Taking a 20-foot whipper on a lead climb can result in cuts, bruises or injury. At the U, one math professor has envisoned the perfect rope that will catch falls sooner and smoother and he’s even found an equation for it.
Graeme Milton, professor of math, and Davit Harutyunyan, research assistant professor of math, theorized a rope that would decelerate the speed of the fall as breaks decelerate a moving car. Milton’s ideal rope utilizes the concept of shape-memory alloys, also used in peripheral artery stents and heart valves. The nickel-titanium alloy currently used —Nitinol — is far too heavy and expensive for climbing. Its qualities, such as its ability to return to a memorized shape, could be recreated in a new material for ropes.
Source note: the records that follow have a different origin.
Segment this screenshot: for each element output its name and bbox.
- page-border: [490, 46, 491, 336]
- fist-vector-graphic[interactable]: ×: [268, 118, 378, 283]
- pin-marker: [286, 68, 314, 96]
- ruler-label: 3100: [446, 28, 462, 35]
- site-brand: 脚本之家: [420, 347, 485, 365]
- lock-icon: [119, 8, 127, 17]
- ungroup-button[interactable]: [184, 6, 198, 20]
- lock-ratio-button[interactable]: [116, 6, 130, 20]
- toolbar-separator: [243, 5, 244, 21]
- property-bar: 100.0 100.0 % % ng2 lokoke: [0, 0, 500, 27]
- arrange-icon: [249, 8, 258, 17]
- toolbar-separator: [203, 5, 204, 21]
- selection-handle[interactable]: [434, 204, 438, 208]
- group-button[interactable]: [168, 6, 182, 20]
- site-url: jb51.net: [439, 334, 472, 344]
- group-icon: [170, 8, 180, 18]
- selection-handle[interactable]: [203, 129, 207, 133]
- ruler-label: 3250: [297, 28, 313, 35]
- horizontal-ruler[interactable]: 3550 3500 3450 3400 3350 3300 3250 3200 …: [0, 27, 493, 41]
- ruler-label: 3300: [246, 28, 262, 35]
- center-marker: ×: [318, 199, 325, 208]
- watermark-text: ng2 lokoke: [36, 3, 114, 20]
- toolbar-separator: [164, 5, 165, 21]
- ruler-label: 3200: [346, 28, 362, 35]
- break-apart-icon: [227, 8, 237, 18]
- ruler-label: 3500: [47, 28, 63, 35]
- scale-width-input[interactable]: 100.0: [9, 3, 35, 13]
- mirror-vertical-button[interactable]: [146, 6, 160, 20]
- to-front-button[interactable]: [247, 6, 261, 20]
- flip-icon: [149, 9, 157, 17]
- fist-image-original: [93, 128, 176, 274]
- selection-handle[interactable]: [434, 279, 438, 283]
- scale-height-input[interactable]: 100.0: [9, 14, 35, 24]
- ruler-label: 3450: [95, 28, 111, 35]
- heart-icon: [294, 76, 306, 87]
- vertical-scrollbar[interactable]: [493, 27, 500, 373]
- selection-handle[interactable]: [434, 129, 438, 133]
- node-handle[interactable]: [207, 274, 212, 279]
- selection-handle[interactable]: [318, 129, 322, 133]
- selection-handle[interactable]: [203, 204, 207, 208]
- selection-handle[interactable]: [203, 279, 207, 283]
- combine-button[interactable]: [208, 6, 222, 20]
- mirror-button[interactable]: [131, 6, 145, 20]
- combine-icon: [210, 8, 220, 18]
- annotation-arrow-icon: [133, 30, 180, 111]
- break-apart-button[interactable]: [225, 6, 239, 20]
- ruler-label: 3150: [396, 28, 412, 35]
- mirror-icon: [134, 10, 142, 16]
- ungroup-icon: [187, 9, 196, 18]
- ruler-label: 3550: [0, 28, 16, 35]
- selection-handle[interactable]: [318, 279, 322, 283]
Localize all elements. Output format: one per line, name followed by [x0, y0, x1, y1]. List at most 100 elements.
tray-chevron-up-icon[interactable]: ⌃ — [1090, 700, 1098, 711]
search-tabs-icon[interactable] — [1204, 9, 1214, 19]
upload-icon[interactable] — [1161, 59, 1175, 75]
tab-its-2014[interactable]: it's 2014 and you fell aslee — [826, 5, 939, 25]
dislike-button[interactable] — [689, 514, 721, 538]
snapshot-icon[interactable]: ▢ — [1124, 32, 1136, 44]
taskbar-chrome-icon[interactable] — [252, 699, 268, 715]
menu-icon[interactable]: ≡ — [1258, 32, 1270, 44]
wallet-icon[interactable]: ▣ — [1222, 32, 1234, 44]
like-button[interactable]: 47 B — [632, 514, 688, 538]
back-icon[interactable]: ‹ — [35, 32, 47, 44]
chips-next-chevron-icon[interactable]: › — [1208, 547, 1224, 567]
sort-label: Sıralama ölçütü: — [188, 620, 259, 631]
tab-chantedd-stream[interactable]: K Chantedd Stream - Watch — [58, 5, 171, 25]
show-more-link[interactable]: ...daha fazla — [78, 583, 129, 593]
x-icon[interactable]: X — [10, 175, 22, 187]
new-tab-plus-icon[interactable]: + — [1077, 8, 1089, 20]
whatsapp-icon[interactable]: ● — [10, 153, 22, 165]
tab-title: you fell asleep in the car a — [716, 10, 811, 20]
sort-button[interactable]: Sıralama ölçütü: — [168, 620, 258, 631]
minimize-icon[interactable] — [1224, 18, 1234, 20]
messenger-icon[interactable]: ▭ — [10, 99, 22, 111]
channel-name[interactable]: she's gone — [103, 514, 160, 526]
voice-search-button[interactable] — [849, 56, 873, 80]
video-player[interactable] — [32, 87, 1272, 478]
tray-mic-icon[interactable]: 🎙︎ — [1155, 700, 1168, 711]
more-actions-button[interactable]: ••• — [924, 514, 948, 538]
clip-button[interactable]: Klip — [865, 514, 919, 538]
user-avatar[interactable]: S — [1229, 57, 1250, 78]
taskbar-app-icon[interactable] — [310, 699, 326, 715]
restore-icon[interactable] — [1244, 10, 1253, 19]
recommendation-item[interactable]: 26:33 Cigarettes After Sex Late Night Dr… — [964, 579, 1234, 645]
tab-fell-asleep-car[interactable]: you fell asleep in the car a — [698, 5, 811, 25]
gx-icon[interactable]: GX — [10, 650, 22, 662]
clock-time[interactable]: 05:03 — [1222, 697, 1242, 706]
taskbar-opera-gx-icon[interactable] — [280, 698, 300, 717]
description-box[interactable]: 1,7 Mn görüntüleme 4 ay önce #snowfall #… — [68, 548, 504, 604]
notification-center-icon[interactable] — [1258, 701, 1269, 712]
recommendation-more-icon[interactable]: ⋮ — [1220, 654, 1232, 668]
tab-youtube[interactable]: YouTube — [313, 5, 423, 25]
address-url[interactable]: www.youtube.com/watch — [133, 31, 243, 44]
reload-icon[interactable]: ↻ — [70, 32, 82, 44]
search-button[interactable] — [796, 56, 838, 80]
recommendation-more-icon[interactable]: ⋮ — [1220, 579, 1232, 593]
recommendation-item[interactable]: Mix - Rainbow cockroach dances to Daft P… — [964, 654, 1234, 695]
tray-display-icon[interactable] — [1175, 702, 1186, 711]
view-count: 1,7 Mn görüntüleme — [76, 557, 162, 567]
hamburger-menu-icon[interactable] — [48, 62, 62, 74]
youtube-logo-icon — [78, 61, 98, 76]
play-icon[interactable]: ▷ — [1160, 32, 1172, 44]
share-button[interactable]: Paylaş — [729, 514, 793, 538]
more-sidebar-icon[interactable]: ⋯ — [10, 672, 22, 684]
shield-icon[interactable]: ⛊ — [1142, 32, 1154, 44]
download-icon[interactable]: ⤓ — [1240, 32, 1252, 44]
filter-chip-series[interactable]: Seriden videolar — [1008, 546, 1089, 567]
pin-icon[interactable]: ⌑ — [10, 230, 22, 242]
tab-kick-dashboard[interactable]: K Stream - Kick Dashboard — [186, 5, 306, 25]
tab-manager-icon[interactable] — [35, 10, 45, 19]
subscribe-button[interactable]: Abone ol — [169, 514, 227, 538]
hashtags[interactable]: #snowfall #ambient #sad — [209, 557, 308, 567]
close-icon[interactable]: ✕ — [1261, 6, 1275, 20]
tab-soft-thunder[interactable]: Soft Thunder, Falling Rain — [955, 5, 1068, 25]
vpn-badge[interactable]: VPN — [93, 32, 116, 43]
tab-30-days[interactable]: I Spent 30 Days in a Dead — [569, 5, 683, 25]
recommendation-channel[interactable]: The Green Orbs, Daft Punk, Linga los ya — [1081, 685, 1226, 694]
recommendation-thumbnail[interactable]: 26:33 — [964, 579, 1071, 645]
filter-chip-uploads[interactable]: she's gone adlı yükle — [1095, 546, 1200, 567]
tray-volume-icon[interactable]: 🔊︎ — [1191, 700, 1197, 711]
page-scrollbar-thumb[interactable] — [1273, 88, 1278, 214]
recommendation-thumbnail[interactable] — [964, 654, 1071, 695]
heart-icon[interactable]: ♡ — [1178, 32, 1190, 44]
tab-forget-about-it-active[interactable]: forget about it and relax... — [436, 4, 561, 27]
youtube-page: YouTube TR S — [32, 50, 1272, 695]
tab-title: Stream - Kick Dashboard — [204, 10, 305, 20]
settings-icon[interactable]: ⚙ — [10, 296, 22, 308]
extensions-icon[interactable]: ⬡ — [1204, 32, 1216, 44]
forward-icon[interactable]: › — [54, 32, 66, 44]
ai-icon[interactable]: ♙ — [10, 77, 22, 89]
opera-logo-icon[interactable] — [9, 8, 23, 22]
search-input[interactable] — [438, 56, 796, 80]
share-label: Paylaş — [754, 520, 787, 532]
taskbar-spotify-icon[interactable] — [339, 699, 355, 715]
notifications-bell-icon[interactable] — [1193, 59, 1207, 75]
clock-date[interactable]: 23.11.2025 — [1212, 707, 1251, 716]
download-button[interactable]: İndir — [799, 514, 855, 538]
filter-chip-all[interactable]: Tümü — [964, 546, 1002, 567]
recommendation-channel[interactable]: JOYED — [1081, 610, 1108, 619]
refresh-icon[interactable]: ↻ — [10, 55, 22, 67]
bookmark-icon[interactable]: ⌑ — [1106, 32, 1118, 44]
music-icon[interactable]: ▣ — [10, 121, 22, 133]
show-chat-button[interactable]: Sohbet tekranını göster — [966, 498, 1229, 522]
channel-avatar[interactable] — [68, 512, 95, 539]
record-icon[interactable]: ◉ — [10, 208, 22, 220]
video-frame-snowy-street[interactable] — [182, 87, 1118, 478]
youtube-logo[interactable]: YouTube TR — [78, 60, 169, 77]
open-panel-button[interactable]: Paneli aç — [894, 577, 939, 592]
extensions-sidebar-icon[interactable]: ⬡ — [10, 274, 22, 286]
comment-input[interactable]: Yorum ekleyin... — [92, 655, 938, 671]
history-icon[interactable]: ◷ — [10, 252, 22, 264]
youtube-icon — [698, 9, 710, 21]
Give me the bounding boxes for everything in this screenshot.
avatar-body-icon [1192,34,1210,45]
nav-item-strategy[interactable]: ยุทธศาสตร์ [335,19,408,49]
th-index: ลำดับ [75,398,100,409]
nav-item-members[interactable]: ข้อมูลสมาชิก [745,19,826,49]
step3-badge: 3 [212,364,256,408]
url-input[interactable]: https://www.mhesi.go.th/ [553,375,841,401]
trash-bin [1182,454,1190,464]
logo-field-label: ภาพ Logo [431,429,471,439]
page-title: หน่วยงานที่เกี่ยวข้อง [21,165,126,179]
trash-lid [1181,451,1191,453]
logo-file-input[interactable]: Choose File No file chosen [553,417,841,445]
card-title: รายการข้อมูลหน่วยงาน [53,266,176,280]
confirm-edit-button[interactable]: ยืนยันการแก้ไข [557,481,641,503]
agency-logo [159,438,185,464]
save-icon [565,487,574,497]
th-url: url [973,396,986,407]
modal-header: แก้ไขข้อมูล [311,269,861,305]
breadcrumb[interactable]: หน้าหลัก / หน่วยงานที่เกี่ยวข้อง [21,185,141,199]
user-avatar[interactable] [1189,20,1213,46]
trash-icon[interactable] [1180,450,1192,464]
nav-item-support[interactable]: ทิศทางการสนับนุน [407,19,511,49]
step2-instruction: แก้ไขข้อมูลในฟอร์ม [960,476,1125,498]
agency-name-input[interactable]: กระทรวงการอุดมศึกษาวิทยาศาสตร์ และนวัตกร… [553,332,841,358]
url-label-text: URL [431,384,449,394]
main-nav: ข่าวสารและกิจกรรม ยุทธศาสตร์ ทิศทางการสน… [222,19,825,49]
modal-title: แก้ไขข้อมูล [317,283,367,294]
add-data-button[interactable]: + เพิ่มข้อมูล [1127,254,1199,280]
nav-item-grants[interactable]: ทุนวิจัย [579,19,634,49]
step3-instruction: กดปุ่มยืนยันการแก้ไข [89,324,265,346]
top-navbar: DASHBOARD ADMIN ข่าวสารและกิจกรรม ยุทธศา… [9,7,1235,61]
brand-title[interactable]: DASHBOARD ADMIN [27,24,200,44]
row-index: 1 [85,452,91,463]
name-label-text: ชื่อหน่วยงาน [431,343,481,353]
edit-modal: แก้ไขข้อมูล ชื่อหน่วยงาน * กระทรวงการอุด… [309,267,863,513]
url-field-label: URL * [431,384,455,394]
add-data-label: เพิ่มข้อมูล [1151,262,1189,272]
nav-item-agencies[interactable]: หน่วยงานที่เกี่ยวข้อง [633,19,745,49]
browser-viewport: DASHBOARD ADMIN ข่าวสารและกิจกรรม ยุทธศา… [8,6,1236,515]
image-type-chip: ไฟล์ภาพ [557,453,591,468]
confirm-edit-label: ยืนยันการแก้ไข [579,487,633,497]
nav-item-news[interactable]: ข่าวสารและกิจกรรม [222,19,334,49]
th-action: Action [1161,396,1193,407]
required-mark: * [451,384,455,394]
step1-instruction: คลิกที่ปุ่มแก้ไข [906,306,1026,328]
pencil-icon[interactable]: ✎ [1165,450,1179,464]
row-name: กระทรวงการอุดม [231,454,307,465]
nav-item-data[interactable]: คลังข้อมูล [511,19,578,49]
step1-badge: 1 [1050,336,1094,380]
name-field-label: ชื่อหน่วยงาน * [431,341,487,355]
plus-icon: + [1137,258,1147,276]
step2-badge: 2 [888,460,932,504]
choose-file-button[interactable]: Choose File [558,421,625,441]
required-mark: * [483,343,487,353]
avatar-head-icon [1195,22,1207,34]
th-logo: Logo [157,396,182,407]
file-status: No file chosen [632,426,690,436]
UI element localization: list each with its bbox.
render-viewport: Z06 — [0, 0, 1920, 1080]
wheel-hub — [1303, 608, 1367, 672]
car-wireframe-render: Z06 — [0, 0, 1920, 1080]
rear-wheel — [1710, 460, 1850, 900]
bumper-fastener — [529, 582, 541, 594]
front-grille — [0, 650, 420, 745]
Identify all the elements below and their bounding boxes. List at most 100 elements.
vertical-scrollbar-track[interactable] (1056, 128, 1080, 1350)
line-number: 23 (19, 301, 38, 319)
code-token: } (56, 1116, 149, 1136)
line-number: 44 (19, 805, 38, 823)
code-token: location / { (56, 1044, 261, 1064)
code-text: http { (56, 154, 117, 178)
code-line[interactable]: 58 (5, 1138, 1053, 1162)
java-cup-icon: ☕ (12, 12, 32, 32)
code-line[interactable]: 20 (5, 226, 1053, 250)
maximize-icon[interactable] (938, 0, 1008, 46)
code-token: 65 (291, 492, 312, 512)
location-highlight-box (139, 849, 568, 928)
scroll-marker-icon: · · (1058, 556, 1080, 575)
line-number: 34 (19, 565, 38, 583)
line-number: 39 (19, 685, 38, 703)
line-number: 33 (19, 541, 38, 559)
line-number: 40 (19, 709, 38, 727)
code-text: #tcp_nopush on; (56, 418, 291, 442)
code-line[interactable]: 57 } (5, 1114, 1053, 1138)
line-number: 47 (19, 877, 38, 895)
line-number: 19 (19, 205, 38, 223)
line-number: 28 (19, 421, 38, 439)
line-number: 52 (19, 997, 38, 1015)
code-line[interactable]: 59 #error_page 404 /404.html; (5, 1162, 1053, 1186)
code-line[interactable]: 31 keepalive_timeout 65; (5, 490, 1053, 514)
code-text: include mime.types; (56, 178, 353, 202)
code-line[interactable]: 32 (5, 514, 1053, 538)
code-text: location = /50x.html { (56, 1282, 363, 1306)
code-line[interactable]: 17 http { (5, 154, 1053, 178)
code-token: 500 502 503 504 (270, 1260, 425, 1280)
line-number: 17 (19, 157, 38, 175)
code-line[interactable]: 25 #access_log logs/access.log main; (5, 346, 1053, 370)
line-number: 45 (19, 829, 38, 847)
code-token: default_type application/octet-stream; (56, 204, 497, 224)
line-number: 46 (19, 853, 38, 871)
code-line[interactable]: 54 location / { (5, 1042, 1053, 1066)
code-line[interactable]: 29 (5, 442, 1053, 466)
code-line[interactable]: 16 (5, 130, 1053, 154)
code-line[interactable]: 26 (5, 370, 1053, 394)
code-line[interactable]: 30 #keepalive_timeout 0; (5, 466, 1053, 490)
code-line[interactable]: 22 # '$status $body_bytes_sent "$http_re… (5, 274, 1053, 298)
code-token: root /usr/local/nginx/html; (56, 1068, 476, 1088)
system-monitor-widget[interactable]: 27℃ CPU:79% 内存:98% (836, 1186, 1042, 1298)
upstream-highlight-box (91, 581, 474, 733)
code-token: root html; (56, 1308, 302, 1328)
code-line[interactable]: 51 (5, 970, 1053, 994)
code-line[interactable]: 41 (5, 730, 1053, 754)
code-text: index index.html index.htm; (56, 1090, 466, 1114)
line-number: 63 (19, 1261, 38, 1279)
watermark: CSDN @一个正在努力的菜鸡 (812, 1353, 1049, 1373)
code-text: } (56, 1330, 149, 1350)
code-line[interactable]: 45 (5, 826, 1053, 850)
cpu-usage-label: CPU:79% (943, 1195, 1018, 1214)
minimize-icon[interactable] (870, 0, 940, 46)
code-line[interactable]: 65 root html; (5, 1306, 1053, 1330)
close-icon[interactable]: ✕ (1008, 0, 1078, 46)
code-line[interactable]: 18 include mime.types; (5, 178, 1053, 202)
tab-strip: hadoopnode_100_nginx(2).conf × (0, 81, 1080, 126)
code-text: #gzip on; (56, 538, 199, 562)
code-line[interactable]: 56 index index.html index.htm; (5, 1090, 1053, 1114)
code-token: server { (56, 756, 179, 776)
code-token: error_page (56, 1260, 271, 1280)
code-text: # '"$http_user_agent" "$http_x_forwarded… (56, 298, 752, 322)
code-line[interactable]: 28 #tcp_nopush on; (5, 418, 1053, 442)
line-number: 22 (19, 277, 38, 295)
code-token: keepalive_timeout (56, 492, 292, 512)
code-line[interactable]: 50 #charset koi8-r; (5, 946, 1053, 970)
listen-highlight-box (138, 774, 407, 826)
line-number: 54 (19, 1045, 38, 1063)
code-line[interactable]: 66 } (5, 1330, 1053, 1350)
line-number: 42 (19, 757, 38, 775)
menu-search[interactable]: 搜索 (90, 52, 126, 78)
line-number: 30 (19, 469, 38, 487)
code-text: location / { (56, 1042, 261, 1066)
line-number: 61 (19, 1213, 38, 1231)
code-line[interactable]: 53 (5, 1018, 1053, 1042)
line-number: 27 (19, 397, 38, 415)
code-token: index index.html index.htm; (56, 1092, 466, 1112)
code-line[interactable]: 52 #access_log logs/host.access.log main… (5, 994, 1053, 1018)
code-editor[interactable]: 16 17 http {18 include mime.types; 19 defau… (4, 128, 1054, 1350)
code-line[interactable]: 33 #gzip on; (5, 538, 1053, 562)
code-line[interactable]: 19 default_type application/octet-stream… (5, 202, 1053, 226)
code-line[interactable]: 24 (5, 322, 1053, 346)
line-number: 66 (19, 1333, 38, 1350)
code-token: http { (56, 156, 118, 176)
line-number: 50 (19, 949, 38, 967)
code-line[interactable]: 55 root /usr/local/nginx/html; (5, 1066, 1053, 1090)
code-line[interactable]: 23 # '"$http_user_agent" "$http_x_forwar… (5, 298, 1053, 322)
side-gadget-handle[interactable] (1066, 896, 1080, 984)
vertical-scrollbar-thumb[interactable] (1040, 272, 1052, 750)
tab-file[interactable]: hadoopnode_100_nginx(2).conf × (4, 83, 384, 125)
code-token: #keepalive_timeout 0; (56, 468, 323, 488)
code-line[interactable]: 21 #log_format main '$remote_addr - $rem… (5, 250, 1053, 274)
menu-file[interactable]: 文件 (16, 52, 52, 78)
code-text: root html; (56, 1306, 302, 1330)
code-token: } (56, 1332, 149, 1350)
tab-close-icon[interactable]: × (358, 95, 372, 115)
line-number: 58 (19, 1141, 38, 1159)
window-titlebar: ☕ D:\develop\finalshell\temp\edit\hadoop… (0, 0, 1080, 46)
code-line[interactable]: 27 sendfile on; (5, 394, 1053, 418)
With this conceived material, ropes would provide a constant breaking force during the climber’s fall while slowly retracting and absorbing the energy of the fall, preventing a sudden jerk that can cause injury.
Still, this ideal rope is far from a reality. With only a pen and paper, Milton was not able to measure the energy from the stretching rope converted to heat. Plus, current ropes exert a constant force on climbers who fall, while the ideal rope would exert a braking force only after it reached its full length. While the rope won’t stretch as much, it will absorb the same amount of energy as competing ropes.
In climbing, there are “ideal” jug-holds, cam placements and belay partners, but, in the end, they take what they can get and hope for the best. Maybe with these ropes, the ideal will become a reality.